Thursday, February 22, 2001
Students in OM competition Saturday
By RITA FERRANDINO
Staff Writer
Students at Cooperstown Central School have embarked on a voyage of invention. Their hard work will be put to the test at SUNY Oneonta this weekend.
The Odyssey of the Mind is time-intensive and imparts a sense of confidence and creative problem solving, said program coordinator Maureen Culbert, a teacher at Cooperstown Elementary School.
Students are given two problems, one of which is long term, the other short.
"For the long-term problem they have time to prepare," said Culbert. "A lot of kids sign up and we lose them because they don't realize how much time is going to go into it. They meet once a week from October until the competition in the end of February. The adults can't guide them. They can only help them along with ideas the kids come up with exclusively."
Chris Giovine has been a team leader for three years. This season he's taken on a middle school and an elementary school team. Idiom Inspiration is the long-term problem chosen by the middle school team, one of six from Cooperstown competing in an all-day event on February 24 at SUNY Oneonta.
Idiom Inspiration falls into the classical category, which pertains to language. In the past, Giovine has coached a team tackling Shakespeare.
"They had to take ten lines of Shakespeare and incorporate them into a play they'd written themselves," said Giovine. "It all had to make sense and be quite logical."
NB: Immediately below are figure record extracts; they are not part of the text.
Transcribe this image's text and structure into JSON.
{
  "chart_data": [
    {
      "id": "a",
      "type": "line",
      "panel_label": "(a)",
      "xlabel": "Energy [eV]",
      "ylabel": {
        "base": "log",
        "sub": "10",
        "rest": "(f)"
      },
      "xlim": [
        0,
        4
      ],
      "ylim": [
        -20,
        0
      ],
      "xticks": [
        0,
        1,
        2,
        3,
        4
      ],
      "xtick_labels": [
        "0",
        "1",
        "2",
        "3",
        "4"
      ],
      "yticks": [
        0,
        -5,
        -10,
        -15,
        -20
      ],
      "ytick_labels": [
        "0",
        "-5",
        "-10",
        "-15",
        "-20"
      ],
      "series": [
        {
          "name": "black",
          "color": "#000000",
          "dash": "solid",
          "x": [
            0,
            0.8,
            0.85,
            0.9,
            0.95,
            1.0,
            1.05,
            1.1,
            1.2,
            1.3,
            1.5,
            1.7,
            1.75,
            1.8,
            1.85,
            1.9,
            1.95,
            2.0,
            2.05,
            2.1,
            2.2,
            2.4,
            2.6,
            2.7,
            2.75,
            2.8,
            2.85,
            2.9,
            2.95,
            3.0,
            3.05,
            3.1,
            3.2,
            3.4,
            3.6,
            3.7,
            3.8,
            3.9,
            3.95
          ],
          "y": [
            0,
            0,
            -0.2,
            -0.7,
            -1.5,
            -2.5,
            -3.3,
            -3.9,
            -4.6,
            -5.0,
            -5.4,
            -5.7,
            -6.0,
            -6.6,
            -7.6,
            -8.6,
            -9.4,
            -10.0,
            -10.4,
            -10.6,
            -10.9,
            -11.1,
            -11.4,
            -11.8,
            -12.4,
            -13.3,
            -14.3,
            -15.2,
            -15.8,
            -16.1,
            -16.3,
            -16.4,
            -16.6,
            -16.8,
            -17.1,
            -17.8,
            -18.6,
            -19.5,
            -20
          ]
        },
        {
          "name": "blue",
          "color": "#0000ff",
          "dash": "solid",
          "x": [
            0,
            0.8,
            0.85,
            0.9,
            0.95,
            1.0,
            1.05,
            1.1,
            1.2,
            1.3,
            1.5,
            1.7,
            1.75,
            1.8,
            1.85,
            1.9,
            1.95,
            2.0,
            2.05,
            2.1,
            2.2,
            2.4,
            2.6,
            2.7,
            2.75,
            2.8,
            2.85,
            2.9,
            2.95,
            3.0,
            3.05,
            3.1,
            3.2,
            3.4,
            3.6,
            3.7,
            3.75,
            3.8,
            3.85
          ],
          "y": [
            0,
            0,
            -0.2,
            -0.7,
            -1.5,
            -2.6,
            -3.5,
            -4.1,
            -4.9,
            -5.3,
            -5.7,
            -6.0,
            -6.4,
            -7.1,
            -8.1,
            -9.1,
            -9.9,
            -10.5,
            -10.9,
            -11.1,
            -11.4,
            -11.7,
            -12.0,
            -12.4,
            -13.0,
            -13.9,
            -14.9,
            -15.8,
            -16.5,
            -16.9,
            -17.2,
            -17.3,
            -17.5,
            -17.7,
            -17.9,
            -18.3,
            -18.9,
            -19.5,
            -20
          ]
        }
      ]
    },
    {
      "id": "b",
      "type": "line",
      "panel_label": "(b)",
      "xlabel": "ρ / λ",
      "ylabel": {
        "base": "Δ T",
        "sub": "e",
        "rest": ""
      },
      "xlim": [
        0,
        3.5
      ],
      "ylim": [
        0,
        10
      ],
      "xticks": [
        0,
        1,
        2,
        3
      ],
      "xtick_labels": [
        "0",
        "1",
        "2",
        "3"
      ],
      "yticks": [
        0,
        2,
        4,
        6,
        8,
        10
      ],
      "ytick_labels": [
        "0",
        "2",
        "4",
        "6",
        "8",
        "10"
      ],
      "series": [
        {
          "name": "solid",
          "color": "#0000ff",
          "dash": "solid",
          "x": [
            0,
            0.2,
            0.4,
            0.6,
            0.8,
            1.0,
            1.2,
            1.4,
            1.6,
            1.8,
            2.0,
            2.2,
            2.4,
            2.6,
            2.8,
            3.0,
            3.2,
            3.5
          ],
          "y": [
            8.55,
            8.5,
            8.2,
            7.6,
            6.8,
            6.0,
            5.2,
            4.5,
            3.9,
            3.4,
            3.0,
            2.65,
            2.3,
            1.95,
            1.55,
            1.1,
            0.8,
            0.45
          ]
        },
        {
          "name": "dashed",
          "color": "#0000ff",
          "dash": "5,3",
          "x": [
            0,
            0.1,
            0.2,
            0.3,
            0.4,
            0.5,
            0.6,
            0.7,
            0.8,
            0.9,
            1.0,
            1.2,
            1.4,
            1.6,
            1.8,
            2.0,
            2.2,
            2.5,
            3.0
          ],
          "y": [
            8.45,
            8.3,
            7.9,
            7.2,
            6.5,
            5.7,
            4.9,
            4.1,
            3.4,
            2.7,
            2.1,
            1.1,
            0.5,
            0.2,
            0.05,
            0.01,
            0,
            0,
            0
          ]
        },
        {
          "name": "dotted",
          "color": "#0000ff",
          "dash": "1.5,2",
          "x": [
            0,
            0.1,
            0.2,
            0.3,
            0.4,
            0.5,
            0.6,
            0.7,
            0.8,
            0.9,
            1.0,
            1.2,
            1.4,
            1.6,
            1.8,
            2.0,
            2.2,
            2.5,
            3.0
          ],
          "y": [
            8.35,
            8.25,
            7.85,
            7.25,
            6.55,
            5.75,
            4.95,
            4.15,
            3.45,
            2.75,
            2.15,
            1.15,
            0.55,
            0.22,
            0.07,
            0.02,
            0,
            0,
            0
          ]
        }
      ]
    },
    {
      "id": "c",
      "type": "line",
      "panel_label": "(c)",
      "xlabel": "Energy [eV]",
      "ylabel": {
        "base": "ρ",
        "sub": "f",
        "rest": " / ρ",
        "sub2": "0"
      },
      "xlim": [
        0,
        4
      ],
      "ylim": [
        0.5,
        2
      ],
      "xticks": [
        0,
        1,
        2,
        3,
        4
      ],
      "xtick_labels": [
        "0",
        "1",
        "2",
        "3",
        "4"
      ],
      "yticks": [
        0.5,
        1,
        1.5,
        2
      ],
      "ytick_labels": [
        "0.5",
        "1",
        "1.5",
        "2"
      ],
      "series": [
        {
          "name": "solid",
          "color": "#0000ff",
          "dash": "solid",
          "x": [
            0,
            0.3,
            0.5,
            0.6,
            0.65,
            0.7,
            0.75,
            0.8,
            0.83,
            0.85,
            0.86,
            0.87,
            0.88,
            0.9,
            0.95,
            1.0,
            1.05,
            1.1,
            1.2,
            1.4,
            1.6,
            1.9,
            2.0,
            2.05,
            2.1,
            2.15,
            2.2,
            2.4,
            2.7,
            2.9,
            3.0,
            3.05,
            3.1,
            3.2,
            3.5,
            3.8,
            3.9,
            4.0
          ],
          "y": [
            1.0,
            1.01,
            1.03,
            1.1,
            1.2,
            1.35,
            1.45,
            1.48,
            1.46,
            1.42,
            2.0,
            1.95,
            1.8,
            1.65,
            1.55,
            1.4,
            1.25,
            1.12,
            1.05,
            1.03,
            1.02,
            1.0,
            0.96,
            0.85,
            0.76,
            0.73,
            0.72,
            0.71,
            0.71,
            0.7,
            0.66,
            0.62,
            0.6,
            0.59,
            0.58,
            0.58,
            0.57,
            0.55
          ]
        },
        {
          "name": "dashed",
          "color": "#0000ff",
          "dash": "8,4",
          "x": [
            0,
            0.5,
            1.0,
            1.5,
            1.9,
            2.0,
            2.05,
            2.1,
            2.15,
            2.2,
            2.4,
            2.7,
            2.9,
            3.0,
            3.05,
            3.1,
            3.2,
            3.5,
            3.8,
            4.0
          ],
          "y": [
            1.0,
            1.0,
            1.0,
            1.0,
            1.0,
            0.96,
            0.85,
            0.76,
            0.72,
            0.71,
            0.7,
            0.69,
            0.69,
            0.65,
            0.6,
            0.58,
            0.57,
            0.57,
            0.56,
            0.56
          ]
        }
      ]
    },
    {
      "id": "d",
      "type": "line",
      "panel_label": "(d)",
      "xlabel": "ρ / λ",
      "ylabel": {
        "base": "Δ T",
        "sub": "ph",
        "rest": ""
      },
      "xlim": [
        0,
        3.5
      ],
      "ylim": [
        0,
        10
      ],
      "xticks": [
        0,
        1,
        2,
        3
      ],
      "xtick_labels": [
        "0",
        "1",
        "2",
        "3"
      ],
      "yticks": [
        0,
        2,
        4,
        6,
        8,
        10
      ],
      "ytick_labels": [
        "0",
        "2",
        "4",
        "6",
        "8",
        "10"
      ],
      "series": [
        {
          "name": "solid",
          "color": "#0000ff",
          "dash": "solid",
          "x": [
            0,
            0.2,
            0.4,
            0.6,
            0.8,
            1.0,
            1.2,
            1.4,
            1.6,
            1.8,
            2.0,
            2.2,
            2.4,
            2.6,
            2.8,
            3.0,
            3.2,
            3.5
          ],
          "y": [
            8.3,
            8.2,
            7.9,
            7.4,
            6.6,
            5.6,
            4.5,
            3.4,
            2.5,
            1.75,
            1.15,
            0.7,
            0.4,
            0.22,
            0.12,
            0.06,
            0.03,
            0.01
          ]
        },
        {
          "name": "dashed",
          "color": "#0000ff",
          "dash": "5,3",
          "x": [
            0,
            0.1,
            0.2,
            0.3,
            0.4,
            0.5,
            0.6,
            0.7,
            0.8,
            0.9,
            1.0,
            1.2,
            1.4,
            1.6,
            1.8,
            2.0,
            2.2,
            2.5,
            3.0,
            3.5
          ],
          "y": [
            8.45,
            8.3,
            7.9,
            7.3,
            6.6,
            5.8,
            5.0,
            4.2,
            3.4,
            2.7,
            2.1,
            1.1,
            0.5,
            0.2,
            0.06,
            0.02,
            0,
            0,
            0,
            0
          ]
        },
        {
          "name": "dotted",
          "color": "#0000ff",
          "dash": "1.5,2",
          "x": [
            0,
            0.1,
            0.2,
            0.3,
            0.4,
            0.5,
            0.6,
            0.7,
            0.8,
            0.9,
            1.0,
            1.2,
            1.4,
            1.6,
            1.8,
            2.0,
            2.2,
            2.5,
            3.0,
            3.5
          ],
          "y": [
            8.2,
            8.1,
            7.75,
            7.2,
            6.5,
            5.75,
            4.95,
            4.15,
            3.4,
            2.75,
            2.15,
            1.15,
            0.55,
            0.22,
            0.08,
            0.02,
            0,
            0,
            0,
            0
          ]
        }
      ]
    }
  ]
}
So it is with this year's problem-taking classic English idioms and putting them into the context of a play, written, directed and acted out by the team. As if that wasn't enough, they're taking it a step further by inventing a few idioms of their own. The five girls worked together, revising the script until it was completed. Coach Giovine kept all the drafts along the way in case the judges ask to see how the play was changed over time.
Based on their strengths and interests, teams choose from classical, structural or movement problems. Ody-see-ing Sounds, Giovine and Rosemary Craig's elementary team, are faced with the challenge of coming up with a device that produces sound effects. Combined with the fact that the sounds have to logically complement a play the students wrote, four months of practice suddenly doesn't seem like very much.
But the kids have pulled it together.
"They know their lines by now," said Giovine. "They've written a play about a clumsy knight who has to rescue a pair of princesses. There's a bunch of sounds associated with him breaking into the castle. Then he finds out that they're airheads, and there's some sounds associated with that."
Greg Giovine, a fifth grader on the team, said that Odyssey of the Mind is fun.
"You have to work with other people," he said. "You have to create things and ideas, and act out your part. You have a responsibility to remember your lines and costume."
The sounds for the play come from a device built by students from an old chair and tubes, connected to buzzers, bells and radio sounds. Two rows of four holes are punched through the chair's plywood seat. At the right moment, a lever is pulled and a marble falls-through the hole, down the tube, to activate the sound effect.
Timing, said Giovine, is everything.
"This really gives the kids a feeling of confidence," he said. "They work together in this group and they see that problems can be solved. It teaches them to think creatively without the real guidance of adults. The format is always a skit or a play, so they have to face the fear of public speaking and stage fright. They become more articulate. It's not just for brainy kids, either. It brings out the creativity in every kid."
The short term problems are spontaneous. Giovine and Culbert both used the same example of the kind of cleverness that could result in bonus points. The participants will be given an object or a color, take green, for example, and they have to name as many things as they can that fit the description. They get points for answers like grass, trees and bottles, but if they give a particularly crafty response, like envy, they can garner double or even triple points.
If they win at Oneonta, the next stop is a competition in Binghamton. Last year, two Cooperstown teams went that far. After Binghamton is the world competition, but so far CCS hasn't had a team reach this level. After only four years of participation in the Odyssey of the Mind, they've seen the number of participating students rise. There are seven teams this year.